The tweeter checks out.

I've searched for bad joints , shorts etc but can find nothing obvious.

Today I've pulled the upgraded components from the Hf circuit but still have nothing.

Using a continuity test its all good up to the main cap and after back to the terminal.

I do get a bleep from both terminals so assume thats the parallel resistor.

I'm at a loss as to why its gone completely dead.

Anyone got ideas how to check the network front to back with only a basic multimeter?

 

Thanks in advance if someone has some ideas

Regards Ian

 

notdeadyet

Same thing , if you lost memory and call doctor, he is not help you , untill to visit to him. 

Are you sure the tweeter is functional, did you disconnect all drivers prior to soldering.

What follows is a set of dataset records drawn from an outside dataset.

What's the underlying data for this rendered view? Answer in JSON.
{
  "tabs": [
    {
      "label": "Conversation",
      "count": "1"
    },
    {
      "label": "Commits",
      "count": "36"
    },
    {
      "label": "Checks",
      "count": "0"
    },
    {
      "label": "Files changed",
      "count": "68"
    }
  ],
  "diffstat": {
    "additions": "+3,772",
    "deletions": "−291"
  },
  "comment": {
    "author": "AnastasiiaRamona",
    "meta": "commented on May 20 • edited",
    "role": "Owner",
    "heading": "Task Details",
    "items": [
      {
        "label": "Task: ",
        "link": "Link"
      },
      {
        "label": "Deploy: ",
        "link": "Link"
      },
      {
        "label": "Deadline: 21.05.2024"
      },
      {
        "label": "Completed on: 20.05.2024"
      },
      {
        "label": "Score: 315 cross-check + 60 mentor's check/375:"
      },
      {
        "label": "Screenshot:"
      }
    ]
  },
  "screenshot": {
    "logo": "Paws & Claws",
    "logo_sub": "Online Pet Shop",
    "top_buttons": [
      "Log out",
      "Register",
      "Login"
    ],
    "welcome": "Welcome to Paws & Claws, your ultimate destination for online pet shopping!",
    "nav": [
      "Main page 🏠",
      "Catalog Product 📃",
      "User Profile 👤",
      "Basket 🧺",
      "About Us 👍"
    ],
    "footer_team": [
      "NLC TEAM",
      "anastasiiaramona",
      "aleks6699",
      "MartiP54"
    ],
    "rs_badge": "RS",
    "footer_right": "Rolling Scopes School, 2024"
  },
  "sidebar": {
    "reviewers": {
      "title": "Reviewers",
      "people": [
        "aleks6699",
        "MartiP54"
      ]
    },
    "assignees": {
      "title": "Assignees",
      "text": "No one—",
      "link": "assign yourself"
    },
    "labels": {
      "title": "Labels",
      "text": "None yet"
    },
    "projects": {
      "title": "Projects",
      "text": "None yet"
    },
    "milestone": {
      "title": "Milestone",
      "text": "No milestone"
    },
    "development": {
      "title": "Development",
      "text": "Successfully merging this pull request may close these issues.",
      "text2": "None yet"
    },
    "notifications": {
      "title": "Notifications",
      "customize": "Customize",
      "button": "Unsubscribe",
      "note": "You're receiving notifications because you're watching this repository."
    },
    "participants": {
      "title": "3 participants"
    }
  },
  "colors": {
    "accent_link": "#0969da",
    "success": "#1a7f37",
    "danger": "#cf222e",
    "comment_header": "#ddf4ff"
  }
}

If you're getting continuity from binding post to speaker terminal has to be tweeter. if you applied too much heat for too long you may have fried something. Should always use heat sink, anti heat paste around fine gauge wiring.

Hi Thanks for the reply.

The crossover was removed completely.

The tweeter is still fine, checked.

I don't have any form of heat sink, i have previously soldered much smaller components with success.

The only items removed/replaced are resistors and a caps.

The continuity is from HF +/- which is assume to be the parallel resistor?

 

Regards Ian

I'm assuming you're talking about a passive crossover within your speakers, correct? Could you post some photos? Or a schematic of the original crossover? We can figure this out with just a multimeter.

I do get a bleep from both terminals so assume thats the parallel resistor.

I think you wired the high pass crossover wrong. If there’s a parallel resistor, it should be after the capacitor and connect across the tweeter +/- terminal.

If the parallel resistor wired in front of the capacitor across the input side +/- terminal you will get a bleep on continuity test. If that’s the case, the resistor "shorted" the high pass crossover input hence no HF signal reach the tweeter.